The voice of the people
In recent years, we’ve seen a shift towards consumers taking a genuine interest in a company’s sustainability credentials, and its track record of positive action. According to a Deloitte study, 34 per cent of consumers are choosing brands that have environmentally sustainable practices.
Furthermore, 28 per cent have stopped purchasing certain brands or products because they had ethical or sustainability related concerns about them. This trend is taking place across a range of consumer-facing industries, including travel, fashion, and food retail.
Organisations that fail to respond to this changing consumer sentiment may quickly see their revenues decline. In some extreme instances, climate change could undermine demand to the point that it makes a particular product, business or entire market unfeasible.
The risk landscape – what’s in view and what’s not?
Many businesses’ focus to date has been on the physical climate risks and how they will affect supply chains and operations. But since weather extremes and environmental changes are often viewed as future risks that might be impactful 10 or more years down the line – beyond the typical financial planning horizon – these risks aren’t burning issues for organisations just yet.
Most companies are in the process of understanding, quantifying, and adapting to these risks.
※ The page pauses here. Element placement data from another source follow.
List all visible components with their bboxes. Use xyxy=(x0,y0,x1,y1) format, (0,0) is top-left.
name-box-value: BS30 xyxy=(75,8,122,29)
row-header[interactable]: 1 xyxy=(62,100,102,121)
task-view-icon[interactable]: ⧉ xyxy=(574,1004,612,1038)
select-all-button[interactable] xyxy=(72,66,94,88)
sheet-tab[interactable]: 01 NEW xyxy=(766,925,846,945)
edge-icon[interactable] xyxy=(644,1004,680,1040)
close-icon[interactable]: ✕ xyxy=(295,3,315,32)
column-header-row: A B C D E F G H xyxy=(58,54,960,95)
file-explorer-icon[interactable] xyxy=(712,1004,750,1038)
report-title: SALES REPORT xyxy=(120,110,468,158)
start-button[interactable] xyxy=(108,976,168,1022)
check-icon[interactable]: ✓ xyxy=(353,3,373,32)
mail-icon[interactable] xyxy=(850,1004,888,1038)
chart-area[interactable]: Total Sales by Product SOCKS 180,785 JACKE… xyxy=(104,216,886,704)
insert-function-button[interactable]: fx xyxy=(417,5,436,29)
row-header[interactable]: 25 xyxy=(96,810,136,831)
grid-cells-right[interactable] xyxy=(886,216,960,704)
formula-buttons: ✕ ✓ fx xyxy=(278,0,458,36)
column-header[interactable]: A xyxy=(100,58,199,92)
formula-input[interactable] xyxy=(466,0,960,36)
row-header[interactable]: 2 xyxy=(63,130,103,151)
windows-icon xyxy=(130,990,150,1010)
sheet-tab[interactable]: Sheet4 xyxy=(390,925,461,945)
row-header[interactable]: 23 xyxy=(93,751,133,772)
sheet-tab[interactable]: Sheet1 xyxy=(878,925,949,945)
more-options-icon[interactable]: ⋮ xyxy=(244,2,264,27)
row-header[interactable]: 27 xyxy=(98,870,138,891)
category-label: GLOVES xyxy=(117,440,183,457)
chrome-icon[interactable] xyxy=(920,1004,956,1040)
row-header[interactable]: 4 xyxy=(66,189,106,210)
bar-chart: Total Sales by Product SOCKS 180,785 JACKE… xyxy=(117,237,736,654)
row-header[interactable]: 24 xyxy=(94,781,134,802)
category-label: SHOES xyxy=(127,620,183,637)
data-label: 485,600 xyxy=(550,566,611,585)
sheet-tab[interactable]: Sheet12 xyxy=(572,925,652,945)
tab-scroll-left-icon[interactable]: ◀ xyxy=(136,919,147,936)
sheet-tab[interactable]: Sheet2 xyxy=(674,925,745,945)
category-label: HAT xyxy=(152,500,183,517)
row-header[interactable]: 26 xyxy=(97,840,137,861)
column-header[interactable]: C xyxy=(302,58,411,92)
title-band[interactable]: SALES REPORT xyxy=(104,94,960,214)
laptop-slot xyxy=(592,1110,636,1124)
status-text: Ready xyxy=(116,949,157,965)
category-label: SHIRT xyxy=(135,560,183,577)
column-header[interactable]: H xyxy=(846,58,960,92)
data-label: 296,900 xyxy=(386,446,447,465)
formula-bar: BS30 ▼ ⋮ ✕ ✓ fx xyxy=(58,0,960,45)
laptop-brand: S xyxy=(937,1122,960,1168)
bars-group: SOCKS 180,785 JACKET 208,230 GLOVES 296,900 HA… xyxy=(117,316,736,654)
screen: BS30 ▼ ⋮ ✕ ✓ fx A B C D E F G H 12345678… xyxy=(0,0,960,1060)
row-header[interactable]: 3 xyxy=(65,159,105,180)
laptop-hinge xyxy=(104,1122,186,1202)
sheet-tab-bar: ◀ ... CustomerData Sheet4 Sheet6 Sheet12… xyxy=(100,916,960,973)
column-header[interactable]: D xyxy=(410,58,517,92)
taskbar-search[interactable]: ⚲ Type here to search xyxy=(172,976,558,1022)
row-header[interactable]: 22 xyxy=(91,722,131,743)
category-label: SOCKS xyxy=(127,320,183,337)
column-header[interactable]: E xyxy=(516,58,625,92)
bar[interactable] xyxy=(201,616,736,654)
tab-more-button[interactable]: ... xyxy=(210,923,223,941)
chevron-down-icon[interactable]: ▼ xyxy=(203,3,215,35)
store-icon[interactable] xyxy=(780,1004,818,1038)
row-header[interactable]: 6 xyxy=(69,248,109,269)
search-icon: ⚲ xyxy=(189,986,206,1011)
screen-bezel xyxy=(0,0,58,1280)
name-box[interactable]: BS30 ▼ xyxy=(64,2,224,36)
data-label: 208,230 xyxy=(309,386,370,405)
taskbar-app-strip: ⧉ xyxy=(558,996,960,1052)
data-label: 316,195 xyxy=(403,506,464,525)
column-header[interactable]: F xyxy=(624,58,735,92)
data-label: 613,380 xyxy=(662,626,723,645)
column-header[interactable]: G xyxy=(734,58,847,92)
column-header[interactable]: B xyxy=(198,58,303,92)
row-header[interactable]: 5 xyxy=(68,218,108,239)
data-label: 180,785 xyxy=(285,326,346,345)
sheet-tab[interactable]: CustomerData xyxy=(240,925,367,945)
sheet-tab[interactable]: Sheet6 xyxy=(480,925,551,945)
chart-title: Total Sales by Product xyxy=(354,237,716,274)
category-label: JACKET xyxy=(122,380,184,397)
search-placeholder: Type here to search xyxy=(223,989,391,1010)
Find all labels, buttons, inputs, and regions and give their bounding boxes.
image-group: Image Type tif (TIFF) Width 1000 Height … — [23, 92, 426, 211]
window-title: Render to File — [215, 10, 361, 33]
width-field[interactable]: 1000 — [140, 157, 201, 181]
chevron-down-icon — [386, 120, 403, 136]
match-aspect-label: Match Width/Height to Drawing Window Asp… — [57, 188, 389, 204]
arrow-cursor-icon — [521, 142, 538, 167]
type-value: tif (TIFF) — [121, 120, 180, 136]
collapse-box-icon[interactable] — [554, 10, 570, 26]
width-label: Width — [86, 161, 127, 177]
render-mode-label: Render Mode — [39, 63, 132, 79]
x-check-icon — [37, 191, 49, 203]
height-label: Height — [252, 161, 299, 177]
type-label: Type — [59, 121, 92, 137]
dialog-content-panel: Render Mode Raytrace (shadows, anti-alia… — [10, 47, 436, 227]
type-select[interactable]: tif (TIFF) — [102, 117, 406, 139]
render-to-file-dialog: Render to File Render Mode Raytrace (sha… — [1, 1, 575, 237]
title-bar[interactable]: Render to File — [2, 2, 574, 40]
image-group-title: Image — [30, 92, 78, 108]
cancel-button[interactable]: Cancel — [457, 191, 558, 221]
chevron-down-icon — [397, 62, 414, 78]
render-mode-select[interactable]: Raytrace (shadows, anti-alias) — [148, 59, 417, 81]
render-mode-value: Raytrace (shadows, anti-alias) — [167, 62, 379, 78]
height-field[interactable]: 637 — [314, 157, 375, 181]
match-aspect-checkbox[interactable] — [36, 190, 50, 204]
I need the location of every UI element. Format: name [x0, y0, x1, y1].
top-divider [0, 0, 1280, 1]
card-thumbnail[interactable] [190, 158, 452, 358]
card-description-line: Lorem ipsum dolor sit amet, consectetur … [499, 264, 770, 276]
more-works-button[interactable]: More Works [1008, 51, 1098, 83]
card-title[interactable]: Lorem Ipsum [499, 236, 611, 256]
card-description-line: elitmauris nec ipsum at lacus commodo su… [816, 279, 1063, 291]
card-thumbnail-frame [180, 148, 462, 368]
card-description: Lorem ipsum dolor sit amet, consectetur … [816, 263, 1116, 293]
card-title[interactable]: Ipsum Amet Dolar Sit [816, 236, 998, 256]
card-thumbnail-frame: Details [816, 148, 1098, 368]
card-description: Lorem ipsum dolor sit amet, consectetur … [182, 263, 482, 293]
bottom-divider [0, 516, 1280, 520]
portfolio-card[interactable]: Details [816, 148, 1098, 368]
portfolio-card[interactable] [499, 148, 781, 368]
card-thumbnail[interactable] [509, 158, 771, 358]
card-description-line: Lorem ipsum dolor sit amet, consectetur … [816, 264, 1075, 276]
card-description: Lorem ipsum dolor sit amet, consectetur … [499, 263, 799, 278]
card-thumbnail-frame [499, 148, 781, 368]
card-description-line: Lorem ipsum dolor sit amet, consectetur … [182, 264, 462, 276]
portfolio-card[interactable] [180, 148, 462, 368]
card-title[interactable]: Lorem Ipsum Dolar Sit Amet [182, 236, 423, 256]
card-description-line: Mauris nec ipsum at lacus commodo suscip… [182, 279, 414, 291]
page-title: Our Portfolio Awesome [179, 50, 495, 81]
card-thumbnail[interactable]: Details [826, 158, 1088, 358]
But what businesses have yet to focus on are the potential near-term, transition risks associated with the transition to a low-carbon economy which, for most organisations, are a more imminent and impactful threat.
Immediate, transitional risks
If the world is to achieve the Paris Agreement goal of limiting global warming to 1.5°C above preindustrial levels, then the shift to a low-carbon economy will need to be fast and radical.
Take the price of carbon. Our analysis estimates that, to achieve the 1.5°C ambition, the global average cost of carbon will need to rise to at least $80 per ton of carbon dioxide (or equivalent greenhouse gases) by 2025 – a momentous increase from the current average of less than $5.
Given the prominent coverage of the green transition and climate crisis, organisations risk suffering severe reputational damage if they fail to keep up. One look at the headlines on any given day will demonstrate that this is a real and increasing risk for businesses, and woe betide any organisation that falls into the unwanted spotlight with accusations of failing to act and greenwashing.
Looking elsewhere, keeping up with changing climate-related regulations is of upmost importance for organisations. The threat of non-compliance and financial penalty is the clear motivator, but upcoming legislative deadlines gives businesses an opportunity to get on the front foot and be proactive in their approach to the green economy.
It isn’t an overnight action. There’s no magic for button that will suddenly make companies compliant. It takes an enterprise-wide initiative to address the different moving parts, from evolving government policies to industry disclosure standards, but if they start earlier enough, organisations can avoid racing against the clock.
Taking the green leap
It’s clear that transitional risk is going to be the short-term propellant of change for businesses. Climate change is predicted to cost organisations $1.26 trillion by 2025, clearly demonstrating that the impact of this crisis will hit home much faster than some companies anticipated.
Promisingly, businesses are starting to move in the right direction as the green economy takes hold. Accelerating their general understanding of the full range of physical and transition risks will not only enable comprehensive mitigation plans, but also bring into sharp focus the extent of the business transformation needed.
Ten years from now there will be casualties of the green economy – of this we have no doubt. The Blockbuster Video or Kodaks of tomorrow, who fail to see the writing on the wall, are up against the Netflixes of tomorrow, who grasp the opportunities created by this seismic change.
To avoid being marked down in the business obituary, organisations need to understand their risk landscape – and act with confidence.